[CRITIQUE] Sans frapper : Face à nous

Comme chaque année, le mois de mars est synonyme de femme. Que ce soit le 8 mars pour la journée internationale des droits de la femme ou la semaine européenne de prévention et d’information sur l’endométriose, la femme est partout et on va pas s’en plaindre. C’est également le cas au cinéma avec la sortie du nouveau documentaire d’Alexe Poukine qui met en lumière le récit d’une victime de viol.

Un plan fixe sur une femme. Elle regarde timidement la caméra, cherche ses mots avant de commencer son récit. Ce récit, c’est celui d’Ada, que l’on ne verra jamais. Son histoire, sa rencontre avec cet homme qui la viole trois fois dans la même semaine et toutes ces répercussions, tous ces mots et ces maux vivent à travers hommes et femmes de différents âges et horizons. Ce choix qui peut paraître surprenant, Alexe Poukine l’a fait pour que cette histoire devienne une histoire commune mais aussi certainement pour protéger Ada de la violence des réactions et des jugements. La réalisatrice le concède, elle a eu du mal à croire au récit d’Ada tant il ne correspondait pas à l’idée qu’on avait l’habitude de se faire d’un viol : un inconnu, le soir, sous le coup de la violence ou des menaces… Pourtant force est de constater que depuis que les langues se délient, il n’existe pas un viol type. En proposant ce dispositif, Alexe Poukine nous ramène à notre propre jugement mais aussi à celui de celleux qui donnent voix au récit d’Ada. Nous voilà confronté·es à une histoire qui aurait pu être la notre, qui l’est peut-être même dans certains aspects.

la Vingt-Cinquième heure

Le récit se mêle rapidement aux interlocuteur·ices qui racontent leurs propres histoires, leurs ressentis mais font également une sorte d’introspection dans ce qu’iels ont pu être ou faire. Est-ce que ce baiser était finalement voulu ? Est-ce que je l’ai forcé·e à faire telle ou telle chose sans m’en rendre compte ? Une déconstruction totale se crée petit à petit autant pour les protagonistes que pour nous. Malgré le ton sérieux et les récits douloureux racontés, Sans frapper se veut délicat dans son approche. Un cadre intimiste se crée pour que les récits se déploient non pas seulement autour du viol (subi ou commis) mais aussi autour de la rédemption, du travail sur soi pour panser ses blessures.

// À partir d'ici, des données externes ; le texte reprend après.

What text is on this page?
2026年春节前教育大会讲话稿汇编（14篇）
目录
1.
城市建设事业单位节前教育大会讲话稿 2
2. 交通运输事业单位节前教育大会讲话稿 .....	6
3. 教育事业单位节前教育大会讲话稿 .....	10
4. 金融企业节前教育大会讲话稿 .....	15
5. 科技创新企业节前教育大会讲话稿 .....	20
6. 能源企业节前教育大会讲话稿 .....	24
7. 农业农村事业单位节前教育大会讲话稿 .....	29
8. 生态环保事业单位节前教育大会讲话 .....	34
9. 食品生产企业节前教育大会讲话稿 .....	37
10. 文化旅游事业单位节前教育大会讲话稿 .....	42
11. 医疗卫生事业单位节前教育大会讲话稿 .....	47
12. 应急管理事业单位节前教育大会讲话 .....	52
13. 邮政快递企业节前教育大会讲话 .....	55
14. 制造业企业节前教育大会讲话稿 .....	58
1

Cependant, la réalisatrice ne s’arrête pas à ce simple exercice. À travers ces portraits-récits, elle nous met face au blacklash qu’on peut subir mais qu’on peut aussi faire subir de par la pression et le regard qu’a la société sur ce sujet. Pourquoi le viol d’une femme bien sous tous rapports serait mieux compris et dénoncé que celui exercé sur une femme provenant d’une minorité, ou aux mœurs plus légères ? Toutes ces questions restent encore et toujours présentes malgré la parole qui se libère que ce soit en société, dans les médias ou même à travers le cinéma comme le fait Sans frapper.

Sans frapper offre un véritable espace de réflexions et de questionnements quant à la question du viol avec beaucoup de pudeur. Le combat est loin d’être gagné, il ne fait que commencer mais il est revitalisant et nécessaire d’avoir des réalisatrices qui s’emparent de ce sujet pour permettre l’existence de ce débat.